[lbo-talk] putting quackery to the test

ravi gadfly at exitleft.org
Fri Aug 11 08:04:23 PDT 2006


At around 11/8/06 9:56 am, Wojtek Sokolowski wrote:
> This is a reply to Joanna, John, and Ravi, and my final posting in this
> exchange:
>

No, no, Woj, this would be your final posting on the inverted exchange you are having with your demons, unrelated to the actual original thread!


> Quite frankly, I do not think that there is a real debate "modern vs.
> traditional," inasmuch as this distinction can be even made. I think most
> rational people would approach the subject of medicine with an open mind and
> do not apriori reject or accept something solely because it comes with the
> label "modern" or "traditional." I personally know medical practitioners
> who are quite open to any "traditional" practice, from acupuncture, to yoga,
> to herbal treatments, or "talk" therapy.

In other words, there *are* "alternatives", they can have positive contributions, and they need to be evaluated on a case-by-case basis and done so using a wide range of criteria.

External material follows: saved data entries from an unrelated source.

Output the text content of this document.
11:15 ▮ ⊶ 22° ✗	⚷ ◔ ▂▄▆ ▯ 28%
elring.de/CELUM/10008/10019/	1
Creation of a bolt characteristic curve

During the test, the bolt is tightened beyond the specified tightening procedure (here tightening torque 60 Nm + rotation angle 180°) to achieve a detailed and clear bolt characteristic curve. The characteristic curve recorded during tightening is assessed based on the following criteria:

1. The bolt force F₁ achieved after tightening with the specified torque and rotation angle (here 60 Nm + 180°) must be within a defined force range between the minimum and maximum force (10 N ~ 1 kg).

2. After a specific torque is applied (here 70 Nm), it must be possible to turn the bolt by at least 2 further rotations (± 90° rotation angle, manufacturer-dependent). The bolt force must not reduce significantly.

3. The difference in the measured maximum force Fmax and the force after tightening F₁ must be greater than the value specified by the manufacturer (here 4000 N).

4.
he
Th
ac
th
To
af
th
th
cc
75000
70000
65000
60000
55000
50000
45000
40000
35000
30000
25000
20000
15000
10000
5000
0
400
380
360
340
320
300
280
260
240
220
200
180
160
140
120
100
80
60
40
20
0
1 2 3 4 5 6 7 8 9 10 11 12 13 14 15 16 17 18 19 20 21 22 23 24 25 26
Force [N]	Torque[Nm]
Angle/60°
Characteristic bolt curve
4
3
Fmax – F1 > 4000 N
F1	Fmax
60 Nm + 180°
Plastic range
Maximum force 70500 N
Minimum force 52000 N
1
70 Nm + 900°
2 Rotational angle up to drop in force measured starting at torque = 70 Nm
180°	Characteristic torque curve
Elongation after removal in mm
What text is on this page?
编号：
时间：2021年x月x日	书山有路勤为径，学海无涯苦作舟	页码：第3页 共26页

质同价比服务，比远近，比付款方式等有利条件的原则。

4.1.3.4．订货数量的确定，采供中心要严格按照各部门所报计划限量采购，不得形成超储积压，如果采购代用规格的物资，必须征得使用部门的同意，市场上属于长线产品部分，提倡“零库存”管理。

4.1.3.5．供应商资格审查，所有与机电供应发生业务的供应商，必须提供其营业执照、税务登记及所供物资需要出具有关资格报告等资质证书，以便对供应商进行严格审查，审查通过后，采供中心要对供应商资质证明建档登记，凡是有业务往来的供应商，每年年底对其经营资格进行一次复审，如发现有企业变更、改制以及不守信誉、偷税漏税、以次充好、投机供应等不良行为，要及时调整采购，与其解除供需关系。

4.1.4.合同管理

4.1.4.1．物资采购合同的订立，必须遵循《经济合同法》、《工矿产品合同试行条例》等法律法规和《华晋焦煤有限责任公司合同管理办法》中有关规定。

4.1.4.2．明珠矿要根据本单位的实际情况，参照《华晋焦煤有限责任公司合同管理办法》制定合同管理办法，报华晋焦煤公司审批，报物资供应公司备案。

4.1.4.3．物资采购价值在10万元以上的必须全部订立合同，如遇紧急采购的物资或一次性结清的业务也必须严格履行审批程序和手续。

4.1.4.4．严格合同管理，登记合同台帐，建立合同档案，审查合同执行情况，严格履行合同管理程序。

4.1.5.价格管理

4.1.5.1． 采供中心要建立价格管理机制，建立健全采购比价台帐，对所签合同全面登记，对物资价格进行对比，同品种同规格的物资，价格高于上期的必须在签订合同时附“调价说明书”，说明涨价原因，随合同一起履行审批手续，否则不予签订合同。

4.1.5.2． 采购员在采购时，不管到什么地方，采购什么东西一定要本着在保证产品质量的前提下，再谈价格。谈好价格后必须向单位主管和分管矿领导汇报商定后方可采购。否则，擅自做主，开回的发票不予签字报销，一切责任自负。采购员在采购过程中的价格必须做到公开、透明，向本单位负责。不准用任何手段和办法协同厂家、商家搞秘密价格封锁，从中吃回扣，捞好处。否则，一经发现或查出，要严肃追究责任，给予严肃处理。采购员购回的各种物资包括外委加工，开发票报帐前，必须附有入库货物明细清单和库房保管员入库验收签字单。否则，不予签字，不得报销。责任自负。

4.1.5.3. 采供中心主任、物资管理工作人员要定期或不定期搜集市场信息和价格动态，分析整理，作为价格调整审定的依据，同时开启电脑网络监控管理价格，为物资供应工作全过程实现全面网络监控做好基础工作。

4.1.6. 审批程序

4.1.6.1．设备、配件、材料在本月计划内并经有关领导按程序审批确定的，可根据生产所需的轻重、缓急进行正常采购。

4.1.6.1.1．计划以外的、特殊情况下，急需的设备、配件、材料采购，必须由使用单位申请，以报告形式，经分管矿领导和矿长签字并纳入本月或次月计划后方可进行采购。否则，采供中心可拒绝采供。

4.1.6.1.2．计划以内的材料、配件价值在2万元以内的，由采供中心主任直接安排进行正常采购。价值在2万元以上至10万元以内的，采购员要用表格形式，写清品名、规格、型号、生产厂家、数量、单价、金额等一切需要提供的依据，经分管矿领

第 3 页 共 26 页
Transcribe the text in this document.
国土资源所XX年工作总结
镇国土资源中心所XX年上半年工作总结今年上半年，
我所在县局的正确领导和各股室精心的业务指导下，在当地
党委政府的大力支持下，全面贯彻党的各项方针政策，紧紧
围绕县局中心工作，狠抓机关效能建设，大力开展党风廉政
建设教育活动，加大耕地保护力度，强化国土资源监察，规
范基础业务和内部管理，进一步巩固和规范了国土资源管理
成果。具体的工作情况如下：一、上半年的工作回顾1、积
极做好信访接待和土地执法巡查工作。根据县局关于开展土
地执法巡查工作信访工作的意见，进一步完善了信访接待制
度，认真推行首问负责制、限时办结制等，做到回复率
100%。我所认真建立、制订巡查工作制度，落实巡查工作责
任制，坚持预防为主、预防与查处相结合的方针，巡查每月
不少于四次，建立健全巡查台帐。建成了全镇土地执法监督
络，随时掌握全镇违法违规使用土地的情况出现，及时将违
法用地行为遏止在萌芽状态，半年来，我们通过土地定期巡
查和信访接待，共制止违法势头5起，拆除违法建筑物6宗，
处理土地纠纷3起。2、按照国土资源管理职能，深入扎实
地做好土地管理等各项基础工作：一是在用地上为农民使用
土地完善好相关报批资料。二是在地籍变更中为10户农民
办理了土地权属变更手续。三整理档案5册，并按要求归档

That history of human knowledge-seeking is continuous. And I would add: every alternative need to be kept under consideration (or record), for our very criteria for testing, and our very theoretical foundations upon which such tests are based, may change in the future.


> What I object to is intellectuals who for try to put a variety found in the
> world into the Procrustean bead of rigid dichotomies and a struggle of good
> versus evil. It is quite annoying when the likes of Bush or Huntington do
> it, and it is equally annoying when various "alternative" types do it. A
> simple Google search can find hundreds of "alternative" medicine websites
> whose main message is attacking "establishment" medicine. I do not think
> you can find many "establishment" medicine sites that attack anything, let
> alone make it their message.

Yes, but you see, we are not debating Google search results, but an actual flesh-and-blood article that started out "No Alternative" and ended with stuff about faith and messiahs, and so on. Your criticism (here and elsewhere) perhaps is satirical and I am missing that? For it is almost entirely accurate when applied in reverse.


> I think that most of this "alternative," or "counter-establishment"
> discourse is basically silly garbage parroted by frustrated intellectuals
> who make a career by fighting demons among their own ranks. Hearing it for
> a while can be quite annoying and makes people react by moving into the
> opposite direction - to identify with 'Western,' 'Northern,' 'Modern' 'First
> World' 'conventional' values. I am willing to bet that this was the "straw"
> that broke Hitchen's back and made him move to the other side.

Hey you want to be the Hitchens of LBO, go for it. You can even blame the demons you create above ("frustrated intellectuals"). Let me know if you need a boozing buddy (though Hitchens, now part of the right-wing, probably does his boozing in the closet)... I am not too far from Baltimore and I prefer Scotch or wheat beer. If you buy me more than two of those, I will even let you call me a "frustrated intellectual" or "third-world-o-fascist" in public.